Israeli rescue team joins the desperate search for survivors in Florida building collapse

Some of the American first responders on scene trained two years ago in Israel.
Search an Rescue personnel in Surfside, Florida

In one of the first international efforts from the newly installed government in Jerusalem, search and rescue specialists from Israel are working alongside their American counterparts — many of whom they trained — hoping to find people alive in the rubble from a collapsed Florida building.

A portion of the 12-story, 130-unit Champlain Towers South Condo crumpled in the early hours of June 24 in Surfside, leaving 11 known dead, 11 injured, and 150 missing as of Monday night. The aftermath left a massive gash along one side of the 40-year-old building — and emergency responders racing the clock in a search for anyone buried alive beneath piles of concrete.

The rescue teams included a delegation from Israel, where Home Front Command engineers from the Israel Defense Force have developed expertise in finding survivors amid catastrophe.

"We learned it the hard way, from necessity," one IDF officer told Just the News. "We put that knowledge to use, to help save lives."
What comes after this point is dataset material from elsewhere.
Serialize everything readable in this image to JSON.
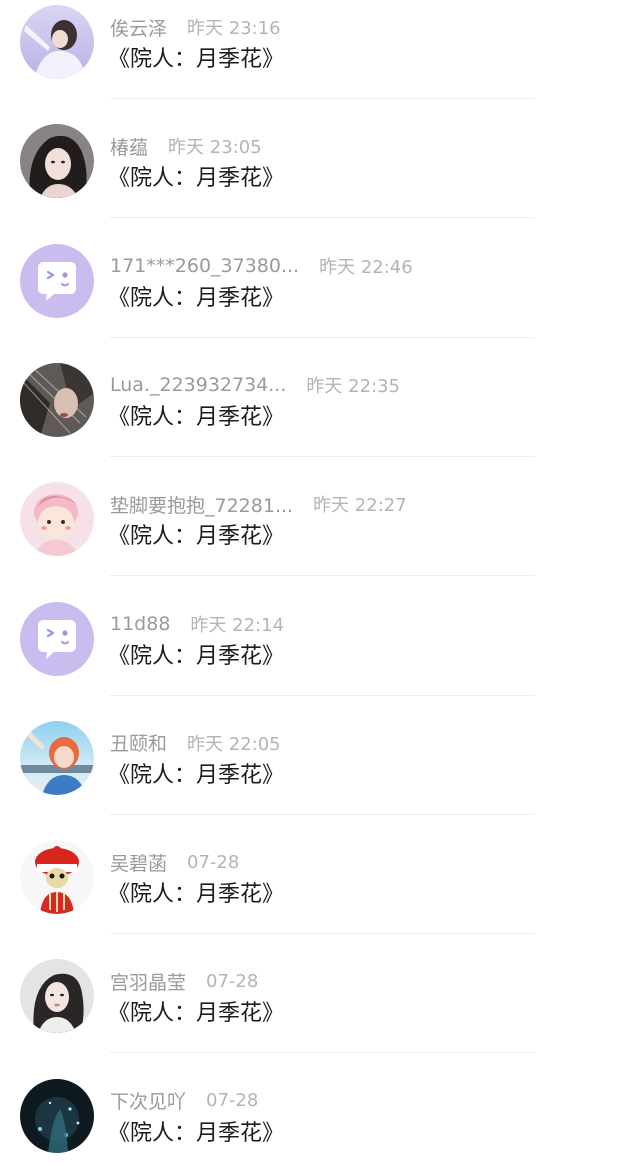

The 10-member delegation arrived on Sunday in Florida, along with Israel's new Diaspora Affairs Minister, Nachman Shai. 

"I was instructed by the prime minister to check what the needs are and tell you that we are here and ready," Shai told Florida Gov. Ron DeSantis. "There are no limits to what we are ready to offer. We brought you our best people."

Team members hold out hope that people will be found alive in the rubble, according to the group's leader, Col. Golan Vach.
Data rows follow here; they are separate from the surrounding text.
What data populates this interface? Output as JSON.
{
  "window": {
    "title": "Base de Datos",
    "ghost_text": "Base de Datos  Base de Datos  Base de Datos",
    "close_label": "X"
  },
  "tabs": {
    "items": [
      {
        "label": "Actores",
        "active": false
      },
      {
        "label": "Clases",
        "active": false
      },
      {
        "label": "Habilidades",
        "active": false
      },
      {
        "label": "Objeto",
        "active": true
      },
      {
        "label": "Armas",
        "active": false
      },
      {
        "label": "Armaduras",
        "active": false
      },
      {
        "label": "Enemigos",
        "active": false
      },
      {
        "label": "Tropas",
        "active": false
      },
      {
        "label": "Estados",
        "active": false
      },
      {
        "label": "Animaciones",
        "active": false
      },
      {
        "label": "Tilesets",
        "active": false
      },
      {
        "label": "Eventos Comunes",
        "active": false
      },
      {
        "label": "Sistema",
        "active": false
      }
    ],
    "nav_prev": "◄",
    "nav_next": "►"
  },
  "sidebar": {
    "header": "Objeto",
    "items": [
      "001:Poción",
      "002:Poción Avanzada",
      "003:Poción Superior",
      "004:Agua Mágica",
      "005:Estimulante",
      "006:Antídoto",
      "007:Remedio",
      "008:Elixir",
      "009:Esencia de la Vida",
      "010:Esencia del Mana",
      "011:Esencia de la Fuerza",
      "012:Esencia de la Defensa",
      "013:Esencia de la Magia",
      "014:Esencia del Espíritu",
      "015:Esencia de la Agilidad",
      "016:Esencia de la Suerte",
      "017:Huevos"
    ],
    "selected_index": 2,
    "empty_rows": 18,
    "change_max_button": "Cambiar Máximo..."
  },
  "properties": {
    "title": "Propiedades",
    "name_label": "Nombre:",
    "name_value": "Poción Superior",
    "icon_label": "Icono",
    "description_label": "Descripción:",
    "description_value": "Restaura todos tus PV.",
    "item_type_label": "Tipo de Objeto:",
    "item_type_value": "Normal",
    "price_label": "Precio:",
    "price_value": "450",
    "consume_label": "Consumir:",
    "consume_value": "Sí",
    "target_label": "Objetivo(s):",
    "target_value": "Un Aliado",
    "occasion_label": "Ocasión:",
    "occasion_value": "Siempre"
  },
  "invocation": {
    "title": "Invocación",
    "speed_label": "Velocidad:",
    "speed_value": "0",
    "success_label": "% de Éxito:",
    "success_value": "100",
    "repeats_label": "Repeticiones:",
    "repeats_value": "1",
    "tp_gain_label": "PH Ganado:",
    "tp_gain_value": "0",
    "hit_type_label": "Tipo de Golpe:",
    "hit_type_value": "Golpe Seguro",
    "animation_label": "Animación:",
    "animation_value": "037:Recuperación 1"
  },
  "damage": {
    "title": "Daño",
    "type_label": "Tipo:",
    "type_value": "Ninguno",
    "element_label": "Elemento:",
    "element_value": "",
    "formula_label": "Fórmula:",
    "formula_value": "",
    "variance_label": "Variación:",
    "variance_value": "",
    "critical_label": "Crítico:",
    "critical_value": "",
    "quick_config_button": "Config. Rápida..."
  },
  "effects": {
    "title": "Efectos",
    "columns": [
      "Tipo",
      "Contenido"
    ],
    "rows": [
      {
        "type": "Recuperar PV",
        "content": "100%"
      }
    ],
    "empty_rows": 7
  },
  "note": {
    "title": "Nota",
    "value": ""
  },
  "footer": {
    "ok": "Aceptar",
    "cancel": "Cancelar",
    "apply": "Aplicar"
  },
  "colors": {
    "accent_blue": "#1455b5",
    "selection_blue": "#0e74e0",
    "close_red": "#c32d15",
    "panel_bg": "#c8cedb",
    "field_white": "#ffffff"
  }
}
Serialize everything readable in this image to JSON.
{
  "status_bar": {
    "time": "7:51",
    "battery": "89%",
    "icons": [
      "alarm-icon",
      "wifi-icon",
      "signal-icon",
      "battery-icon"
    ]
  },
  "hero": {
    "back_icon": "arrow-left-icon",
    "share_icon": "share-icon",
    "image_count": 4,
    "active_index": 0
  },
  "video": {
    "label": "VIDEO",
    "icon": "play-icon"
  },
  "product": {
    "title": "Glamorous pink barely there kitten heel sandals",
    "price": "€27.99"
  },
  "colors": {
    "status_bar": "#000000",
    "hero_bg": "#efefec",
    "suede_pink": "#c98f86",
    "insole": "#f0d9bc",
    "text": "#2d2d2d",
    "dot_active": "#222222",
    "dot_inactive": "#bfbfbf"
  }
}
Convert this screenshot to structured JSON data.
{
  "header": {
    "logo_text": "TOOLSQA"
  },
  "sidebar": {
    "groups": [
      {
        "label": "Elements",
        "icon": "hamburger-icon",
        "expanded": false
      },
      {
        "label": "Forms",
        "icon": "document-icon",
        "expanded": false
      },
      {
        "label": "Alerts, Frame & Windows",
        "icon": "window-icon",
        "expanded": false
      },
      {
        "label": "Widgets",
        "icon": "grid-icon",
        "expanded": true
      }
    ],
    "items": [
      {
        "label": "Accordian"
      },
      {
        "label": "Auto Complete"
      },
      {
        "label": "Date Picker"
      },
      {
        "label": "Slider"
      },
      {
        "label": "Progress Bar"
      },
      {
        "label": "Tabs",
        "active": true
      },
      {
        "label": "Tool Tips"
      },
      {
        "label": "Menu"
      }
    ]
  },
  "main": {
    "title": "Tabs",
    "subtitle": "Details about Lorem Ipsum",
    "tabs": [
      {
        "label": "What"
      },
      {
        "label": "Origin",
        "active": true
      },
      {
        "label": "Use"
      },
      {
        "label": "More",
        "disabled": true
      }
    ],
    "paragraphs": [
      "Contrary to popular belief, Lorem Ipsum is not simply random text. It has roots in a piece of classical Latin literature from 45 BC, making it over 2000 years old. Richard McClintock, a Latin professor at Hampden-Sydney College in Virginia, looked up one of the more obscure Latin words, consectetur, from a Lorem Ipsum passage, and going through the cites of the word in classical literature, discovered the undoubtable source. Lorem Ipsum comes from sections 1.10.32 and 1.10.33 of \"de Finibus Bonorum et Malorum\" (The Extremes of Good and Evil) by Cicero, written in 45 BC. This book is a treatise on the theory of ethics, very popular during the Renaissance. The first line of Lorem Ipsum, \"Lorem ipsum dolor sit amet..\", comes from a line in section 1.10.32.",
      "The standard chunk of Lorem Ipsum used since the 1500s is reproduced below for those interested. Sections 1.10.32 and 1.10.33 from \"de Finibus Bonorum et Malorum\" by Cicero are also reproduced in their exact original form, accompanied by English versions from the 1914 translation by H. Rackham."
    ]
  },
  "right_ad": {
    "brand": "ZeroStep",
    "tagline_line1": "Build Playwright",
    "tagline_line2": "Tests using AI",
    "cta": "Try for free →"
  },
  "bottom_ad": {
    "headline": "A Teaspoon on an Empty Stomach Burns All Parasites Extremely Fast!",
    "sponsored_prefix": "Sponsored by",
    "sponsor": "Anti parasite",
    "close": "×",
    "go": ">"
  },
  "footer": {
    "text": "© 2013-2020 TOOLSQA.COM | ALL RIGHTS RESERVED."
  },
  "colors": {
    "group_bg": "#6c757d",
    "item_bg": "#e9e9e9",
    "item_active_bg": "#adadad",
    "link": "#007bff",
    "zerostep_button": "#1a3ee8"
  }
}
"There is a chance," Vach told Israeli television. While searching for people after the 2010 earthquake in Haiti, the team found a man alive after 100 hours, Vach said. "We still have hope, but this site is very complicated, and I hope that we will find someone."

American teams on the ground in Surfside include searchers who trained in Israel, according to Israeli paramedic Uriel Goldberg.
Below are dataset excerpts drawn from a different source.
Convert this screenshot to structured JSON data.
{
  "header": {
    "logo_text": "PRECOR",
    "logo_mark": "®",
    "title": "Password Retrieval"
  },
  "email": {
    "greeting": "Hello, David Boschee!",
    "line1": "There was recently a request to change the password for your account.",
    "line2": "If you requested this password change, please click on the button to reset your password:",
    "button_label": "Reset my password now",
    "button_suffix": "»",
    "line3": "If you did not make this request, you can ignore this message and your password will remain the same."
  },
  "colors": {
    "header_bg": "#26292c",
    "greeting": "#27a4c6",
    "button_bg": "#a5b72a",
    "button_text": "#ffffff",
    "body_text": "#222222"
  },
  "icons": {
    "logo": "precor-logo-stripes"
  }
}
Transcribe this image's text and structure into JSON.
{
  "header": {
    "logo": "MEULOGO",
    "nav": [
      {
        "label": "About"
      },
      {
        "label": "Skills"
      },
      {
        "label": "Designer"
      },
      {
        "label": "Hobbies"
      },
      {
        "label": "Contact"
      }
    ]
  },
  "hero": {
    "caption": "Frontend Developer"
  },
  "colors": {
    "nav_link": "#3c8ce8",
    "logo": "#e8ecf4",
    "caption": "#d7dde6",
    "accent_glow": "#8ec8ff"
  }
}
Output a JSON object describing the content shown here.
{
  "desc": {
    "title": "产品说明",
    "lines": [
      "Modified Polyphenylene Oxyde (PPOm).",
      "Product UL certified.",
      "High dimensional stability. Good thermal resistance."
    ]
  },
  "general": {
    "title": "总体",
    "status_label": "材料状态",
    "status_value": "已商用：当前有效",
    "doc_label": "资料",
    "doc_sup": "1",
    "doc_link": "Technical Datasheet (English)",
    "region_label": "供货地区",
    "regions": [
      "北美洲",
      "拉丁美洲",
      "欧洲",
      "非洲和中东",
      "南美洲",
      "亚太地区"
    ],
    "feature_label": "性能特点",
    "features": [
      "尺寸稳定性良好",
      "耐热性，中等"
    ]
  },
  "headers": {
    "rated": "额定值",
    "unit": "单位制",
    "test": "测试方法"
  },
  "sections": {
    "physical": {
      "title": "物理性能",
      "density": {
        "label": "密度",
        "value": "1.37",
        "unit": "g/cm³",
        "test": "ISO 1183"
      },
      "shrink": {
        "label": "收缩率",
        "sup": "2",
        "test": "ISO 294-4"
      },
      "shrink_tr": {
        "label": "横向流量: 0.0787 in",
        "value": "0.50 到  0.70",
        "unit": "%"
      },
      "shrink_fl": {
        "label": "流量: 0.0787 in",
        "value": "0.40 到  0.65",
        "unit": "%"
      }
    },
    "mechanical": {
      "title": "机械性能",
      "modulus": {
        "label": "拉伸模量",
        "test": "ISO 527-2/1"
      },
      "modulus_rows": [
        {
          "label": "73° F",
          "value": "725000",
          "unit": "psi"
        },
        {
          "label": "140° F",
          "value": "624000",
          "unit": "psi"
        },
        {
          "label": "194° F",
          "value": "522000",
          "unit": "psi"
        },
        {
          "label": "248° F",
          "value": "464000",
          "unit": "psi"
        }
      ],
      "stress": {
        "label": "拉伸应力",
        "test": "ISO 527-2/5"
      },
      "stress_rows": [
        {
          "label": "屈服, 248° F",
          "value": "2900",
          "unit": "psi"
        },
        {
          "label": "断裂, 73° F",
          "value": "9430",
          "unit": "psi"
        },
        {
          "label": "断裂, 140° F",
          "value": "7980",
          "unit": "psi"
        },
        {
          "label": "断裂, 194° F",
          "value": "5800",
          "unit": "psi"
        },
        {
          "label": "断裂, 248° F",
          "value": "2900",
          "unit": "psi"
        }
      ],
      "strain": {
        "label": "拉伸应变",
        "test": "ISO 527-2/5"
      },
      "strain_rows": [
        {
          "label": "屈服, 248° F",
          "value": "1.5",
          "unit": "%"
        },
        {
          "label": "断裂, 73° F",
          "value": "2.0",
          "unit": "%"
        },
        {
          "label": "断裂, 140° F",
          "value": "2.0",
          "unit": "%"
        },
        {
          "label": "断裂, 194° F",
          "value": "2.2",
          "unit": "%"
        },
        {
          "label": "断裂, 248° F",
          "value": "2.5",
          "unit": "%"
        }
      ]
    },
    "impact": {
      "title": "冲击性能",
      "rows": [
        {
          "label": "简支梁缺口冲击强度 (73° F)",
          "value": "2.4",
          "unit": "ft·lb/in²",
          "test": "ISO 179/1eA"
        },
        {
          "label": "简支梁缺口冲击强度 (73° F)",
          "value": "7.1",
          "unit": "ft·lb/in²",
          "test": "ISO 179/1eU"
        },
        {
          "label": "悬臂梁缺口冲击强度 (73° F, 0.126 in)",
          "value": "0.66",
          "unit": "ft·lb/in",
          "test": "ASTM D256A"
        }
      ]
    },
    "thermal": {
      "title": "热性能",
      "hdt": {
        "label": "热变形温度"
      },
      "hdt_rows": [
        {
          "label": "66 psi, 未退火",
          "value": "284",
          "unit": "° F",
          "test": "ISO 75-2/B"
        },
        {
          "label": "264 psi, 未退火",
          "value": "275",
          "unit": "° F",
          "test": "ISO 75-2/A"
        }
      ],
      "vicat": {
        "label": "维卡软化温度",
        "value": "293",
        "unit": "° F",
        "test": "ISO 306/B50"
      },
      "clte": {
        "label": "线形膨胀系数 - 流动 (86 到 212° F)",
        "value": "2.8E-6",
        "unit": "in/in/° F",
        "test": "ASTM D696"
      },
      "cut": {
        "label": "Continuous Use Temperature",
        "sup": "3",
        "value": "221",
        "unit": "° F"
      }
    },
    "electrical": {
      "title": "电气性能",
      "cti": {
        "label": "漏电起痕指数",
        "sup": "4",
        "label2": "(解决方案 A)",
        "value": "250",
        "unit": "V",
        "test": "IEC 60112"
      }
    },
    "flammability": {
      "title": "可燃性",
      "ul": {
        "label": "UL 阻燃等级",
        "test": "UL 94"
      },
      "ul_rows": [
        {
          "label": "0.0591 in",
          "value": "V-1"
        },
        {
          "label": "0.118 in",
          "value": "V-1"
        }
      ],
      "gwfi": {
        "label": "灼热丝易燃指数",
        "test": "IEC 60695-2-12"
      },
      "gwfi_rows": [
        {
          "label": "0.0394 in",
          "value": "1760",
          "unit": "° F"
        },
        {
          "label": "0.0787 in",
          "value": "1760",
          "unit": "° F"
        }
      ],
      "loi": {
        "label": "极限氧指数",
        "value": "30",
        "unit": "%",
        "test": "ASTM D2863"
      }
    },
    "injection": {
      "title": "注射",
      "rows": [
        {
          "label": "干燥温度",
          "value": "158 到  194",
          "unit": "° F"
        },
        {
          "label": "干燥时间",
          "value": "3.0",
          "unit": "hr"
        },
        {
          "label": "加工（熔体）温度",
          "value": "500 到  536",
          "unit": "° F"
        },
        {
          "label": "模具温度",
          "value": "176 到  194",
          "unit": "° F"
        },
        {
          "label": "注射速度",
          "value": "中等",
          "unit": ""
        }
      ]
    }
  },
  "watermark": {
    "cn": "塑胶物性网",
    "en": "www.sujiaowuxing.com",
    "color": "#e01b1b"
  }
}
"Two years ago we held a conference in Israel, where we train them on this kind of disaster," such as buildings that are destroyed in earthquakes, Goldberg said in an interview with Israeli television. "Some of the first responders here were actually at the conference and used the skills which they learned in Israel, to save lives in the first minutes and hours before our teams arrived." 

In years past, Israel has sent rescue teams to help in the aftermath of disasters around the world. These include 1985 and 2017 earthquakes in Mexico City; a 1994 Hezbollah terror attack in Buenos Aires; and a 2012 collapsed department store in Accra, Ghana.

The effort in Surfside is particularly poignant for Israel because the community has a large Jewish population.

"We are very connected to the Jews, but we didn't come because of the Jews," Vach said. "We came because people are here, lost their families, lost their relatives, lost their loved ones." 

Vach and his team met on Monday with family members, and explained methods and challenges in the search. Among the challenges are shifting debris, and keeping the building stable. 

The team also offered encouragement, telling families that the team is highly experienced, and will put its expertise to good use.

"You are in good hands," Vach told family members on Monday, "I can assure you."